A dummy variable, also known as an indicator variable, is a binary variable used to represent categorical data in statistical models like linear regression. It's necessary to convert nominal variables to dummy variables when performing linear regression because linear regression requires numerical inputs, and nominal variables cannot be directly used in their original form.

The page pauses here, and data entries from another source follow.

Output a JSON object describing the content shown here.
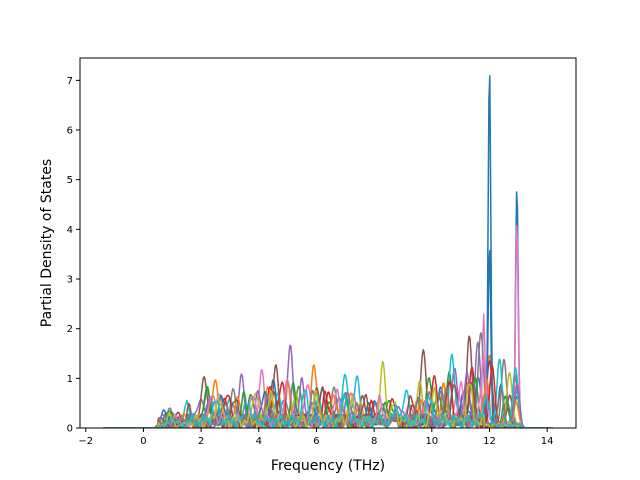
{
  "chart_data": {
    "type": "line",
    "title": "",
    "xlabel": "Frequency (THz)",
    "ylabel": "Partial Density of States",
    "xlim": [
      -2.2,
      15.0
    ],
    "ylim": [
      0,
      7.45
    ],
    "xticks": [
      -2,
      0,
      2,
      4,
      6,
      8,
      10,
      12,
      14
    ],
    "yticks": [
      0,
      1,
      2,
      3,
      4,
      5,
      6,
      7
    ],
    "xtick_labels": [
      "−2",
      "0",
      "2",
      "4",
      "6",
      "8",
      "10",
      "12",
      "14"
    ],
    "ytick_labels": [
      "0",
      "1",
      "2",
      "3",
      "4",
      "5",
      "6",
      "7"
    ],
    "grid": false,
    "legend": "none",
    "x_range": [
      -1.4,
      14.2
    ],
    "series_count": 20,
    "series": [
      {
        "color": "#1f77b4",
        "peaks": [
          [
            0.7,
            0.35
          ],
          [
            2.3,
            0.55
          ],
          [
            4.5,
            0.7
          ],
          [
            6.2,
            0.6
          ],
          [
            8.0,
            0.45
          ],
          [
            10.3,
            0.7
          ],
          [
            11.6,
            0.9
          ],
          [
            12.0,
            7.2
          ],
          [
            12.4,
            0.8
          ],
          [
            12.95,
            4.8
          ]
        ]
      },
      {
        "color": "#ff7f0e",
        "peaks": [
          [
            0.8,
            0.2
          ],
          [
            2.5,
            0.85
          ],
          [
            4.3,
            0.75
          ],
          [
            5.9,
            1.15
          ],
          [
            7.2,
            0.55
          ],
          [
            9.5,
            0.55
          ],
          [
            11.2,
            0.85
          ],
          [
            12.0,
            1.4
          ],
          [
            12.9,
            0.9
          ]
        ]
      },
      {
        "color": "#2ca02c",
        "peaks": [
          [
            1.0,
            0.25
          ],
          [
            2.2,
            0.8
          ],
          [
            3.7,
            0.6
          ],
          [
            5.4,
            0.6
          ],
          [
            7.0,
            0.7
          ],
          [
            8.5,
            0.5
          ],
          [
            9.9,
            0.9
          ],
          [
            10.6,
            1.0
          ],
          [
            11.9,
            0.7
          ],
          [
            12.95,
            0.6
          ]
        ]
      },
      {
        "color": "#d62728",
        "peaks": [
          [
            1.2,
            0.2
          ],
          [
            2.8,
            0.55
          ],
          [
            4.4,
            0.65
          ],
          [
            6.4,
            0.55
          ],
          [
            8.6,
            0.4
          ],
          [
            10.1,
            0.85
          ],
          [
            11.4,
            1.1
          ],
          [
            12.0,
            1.3
          ],
          [
            12.6,
            0.5
          ]
        ]
      },
      {
        "color": "#9467bd",
        "peaks": [
          [
            0.9,
            0.3
          ],
          [
            2.0,
            0.45
          ],
          [
            3.4,
            0.95
          ],
          [
            5.1,
            1.5
          ],
          [
            6.8,
            0.45
          ],
          [
            8.3,
            0.35
          ],
          [
            10.8,
            1.0
          ],
          [
            11.6,
            1.55
          ],
          [
            12.95,
            0.7
          ]
        ]
      },
      {
        "color": "#8c564b",
        "peaks": [
          [
            0.6,
            0.15
          ],
          [
            2.1,
            1.0
          ],
          [
            4.6,
            1.15
          ],
          [
            6.0,
            0.55
          ],
          [
            7.6,
            0.5
          ],
          [
            9.7,
            1.35
          ],
          [
            11.3,
            1.65
          ],
          [
            12.05,
            0.9
          ],
          [
            12.7,
            0.6
          ]
        ]
      },
      {
        "color": "#e377c2",
        "peaks": [
          [
            1.1,
            0.2
          ],
          [
            2.6,
            0.6
          ],
          [
            4.1,
            1.05
          ],
          [
            5.7,
            0.85
          ],
          [
            7.3,
            0.5
          ],
          [
            9.2,
            0.45
          ],
          [
            10.9,
            0.75
          ],
          [
            11.8,
            2.15
          ],
          [
            12.95,
            4.1
          ]
        ]
      },
      {
        "color": "#7f7f7f",
        "peaks": [
          [
            1.3,
            0.25
          ],
          [
            3.1,
            0.55
          ],
          [
            4.9,
            0.45
          ],
          [
            6.6,
            0.7
          ],
          [
            8.1,
            0.35
          ],
          [
            9.9,
            0.6
          ],
          [
            11.7,
            1.85
          ],
          [
            12.5,
            1.3
          ],
          [
            12.9,
            1.0
          ]
        ]
      },
      {
        "color": "#bcbd22",
        "peaks": [
          [
            1.0,
            0.2
          ],
          [
            2.4,
            0.65
          ],
          [
            3.9,
            0.7
          ],
          [
            5.3,
            0.55
          ],
          [
            6.9,
            0.45
          ],
          [
            8.3,
            1.2
          ],
          [
            9.6,
            0.75
          ],
          [
            10.5,
            0.65
          ],
          [
            12.7,
            1.1
          ]
        ]
      },
      {
        "color": "#17becf",
        "peaks": [
          [
            1.5,
            0.45
          ],
          [
            3.0,
            0.5
          ],
          [
            4.7,
            0.55
          ],
          [
            6.1,
            0.45
          ],
          [
            7.0,
            1.05
          ],
          [
            7.4,
            0.85
          ],
          [
            9.1,
            0.7
          ],
          [
            10.7,
            1.3
          ],
          [
            12.35,
            1.3
          ],
          [
            12.9,
            1.1
          ]
        ]
      },
      {
        "color": "#1f77b4",
        "peaks": [
          [
            0.8,
            0.2
          ],
          [
            2.7,
            0.45
          ],
          [
            4.2,
            0.55
          ],
          [
            5.8,
            0.45
          ],
          [
            7.8,
            0.35
          ],
          [
            9.8,
            0.5
          ],
          [
            11.1,
            0.6
          ],
          [
            12.0,
            3.6
          ]
        ]
      },
      {
        "color": "#ff7f0e",
        "peaks": [
          [
            1.4,
            0.2
          ],
          [
            3.3,
            0.5
          ],
          [
            5.0,
            0.65
          ],
          [
            6.6,
            0.55
          ],
          [
            7.5,
            0.3
          ],
          [
            9.6,
            0.45
          ],
          [
            10.4,
            0.7
          ],
          [
            11.9,
            0.9
          ],
          [
            12.9,
            0.45
          ]
        ]
      },
      {
        "color": "#2ca02c",
        "peaks": [
          [
            0.9,
            0.3
          ],
          [
            2.2,
            0.6
          ],
          [
            3.5,
            0.5
          ],
          [
            5.2,
            0.65
          ],
          [
            6.5,
            0.4
          ],
          [
            8.4,
            0.4
          ],
          [
            10.2,
            0.65
          ],
          [
            11.5,
            0.8
          ],
          [
            12.55,
            0.6
          ]
        ]
      },
      {
        "color": "#d62728",
        "peaks": [
          [
            1.2,
            0.15
          ],
          [
            2.9,
            0.6
          ],
          [
            4.8,
            0.75
          ],
          [
            6.3,
            0.55
          ],
          [
            7.9,
            0.4
          ],
          [
            9.4,
            0.35
          ],
          [
            10.6,
            0.9
          ],
          [
            12.1,
            1.15
          ]
        ]
      },
      {
        "color": "#9467bd",
        "peaks": [
          [
            0.7,
            0.2
          ],
          [
            2.3,
            0.45
          ],
          [
            4.0,
            0.6
          ],
          [
            5.5,
            0.75
          ],
          [
            7.1,
            0.5
          ],
          [
            8.9,
            0.35
          ],
          [
            10.3,
            0.55
          ],
          [
            11.2,
            0.95
          ],
          [
            12.95,
            0.8
          ]
        ]
      },
      {
        "color": "#8c564b",
        "peaks": [
          [
            1.6,
            0.25
          ],
          [
            3.2,
            0.5
          ],
          [
            4.5,
            0.5
          ],
          [
            6.2,
            0.65
          ],
          [
            7.7,
            0.45
          ],
          [
            9.3,
            0.5
          ],
          [
            10.8,
            0.75
          ],
          [
            11.4,
            0.8
          ]
        ]
      },
      {
        "color": "#e377c2",
        "peaks": [
          [
            1.1,
            0.2
          ],
          [
            2.4,
            0.55
          ],
          [
            3.8,
            0.5
          ],
          [
            5.0,
            0.95
          ],
          [
            6.7,
            0.55
          ],
          [
            8.2,
            0.4
          ],
          [
            9.8,
            0.4
          ],
          [
            11.0,
            0.7
          ],
          [
            11.8,
            1.3
          ]
        ]
      },
      {
        "color": "#7f7f7f",
        "peaks": [
          [
            1.3,
            0.15
          ],
          [
            2.8,
            0.45
          ],
          [
            4.3,
            0.45
          ],
          [
            5.9,
            0.55
          ],
          [
            7.4,
            0.35
          ],
          [
            9.5,
            0.4
          ],
          [
            10.5,
            0.55
          ],
          [
            12.4,
            0.7
          ]
        ]
      },
      {
        "color": "#bcbd22",
        "peaks": [
          [
            0.9,
            0.2
          ],
          [
            2.6,
            0.5
          ],
          [
            4.4,
            0.6
          ],
          [
            6.0,
            0.55
          ],
          [
            7.2,
            0.4
          ],
          [
            8.7,
            0.35
          ],
          [
            10.1,
            0.6
          ],
          [
            11.3,
            0.75
          ]
        ]
      },
      {
        "color": "#17becf",
        "peaks": [
          [
            1.0,
            0.15
          ],
          [
            2.5,
            0.4
          ],
          [
            3.6,
            0.45
          ],
          [
            5.6,
            0.6
          ],
          [
            7.0,
            0.5
          ],
          [
            8.8,
            0.3
          ],
          [
            9.9,
            0.45
          ],
          [
            11.9,
            0.6
          ]
        ]
      }
    ]
  }
}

Here's how dummy variables are calculated and why they are necessary:

* **Calculating Dummy Variables:**

Suppose you have a nominal variable with k categories. To represent this nominal variable as dummy variables, you create k−1 binary variables.
Each dummy variable represents one category of the nominal variable.
For each observation, one of the dummy variables is set to 1 to indicate the category to which it belongs, and all other dummy variables are set to 0.
Example:

Suppose you have a nominal variable "Color" with categories "Red," "Green," and "Blue."
You create two dummy variables: "Dummy_Red" and "Dummy_Green."
If an observation has the color "Red," the "Dummy_Red" variable would be 1, the "Dummy_Green" variable would be 0.
If an observation has the color "Green," the "Dummy_Red" variable would be 0, the "Dummy_Green" variable would be 1.

*   **Necessity of Dummy Variables:**

Linear regression models require numerical inputs. Nominal variables, such as categorical data, cannot be directly used in regression models.
By converting nominal variables to dummy variables, we can represent categorical data numerically, allowing us to include them as predictors in regression models.
Dummy variables also enable linear regression to capture the effect of categorical variables on the dependent variable by treating each category separately.

*  **Avoiding Multicollinearity:**

Including all
k categories as separate variables could lead to multicollinearity, where one predictor can be linearly predicted from the others with a substantial degree of accuracy.
By creating only
k−1 dummy variables, we avoid perfect multicollinearity because the omitted category is the reference category against which the others are compared.
In summary, dummy variables are essential in linear regression to represent categorical data numerically, enabling the model to incorporate the effects of categorical variables while avoiding multicollinearity.

c.Explore and mention assumptions in linear regression with suitable explanation


Linear regression relies on several assumptions for its validity:

1. **Linearity:** The relationship between the independent variables and the dependent variable is linear. This means that the change in the dependent variable is proportional to the change in the independent variables.

2. **Independence:** The observations in the dataset are independent of each other. There should be no correlation between the residuals (the differences between the observed and predicted values).

3. **Homoscedasticity:** The variance of the residuals is constant across all levels of the independent variables. In other words, the spread of the residuals should remain constant as the values of the independent variables change.

4. **Normality of Residuals:** The residuals should be normally distributed. This means that the errors should follow a normal distribution with a mean of 0.

5. **No Multicollinearity:** The independent variables should not be highly correlated with each other. High multicollinearity can lead to unstable estimates of the coefficients.

Violation of these assumptions can lead to biased and inefficient estimates of the regression coefficients, affecting the reliability and interpretability of the model. Therefore, it's essential to assess these assumptions and, if necessary, take appropriate measures to address any violations.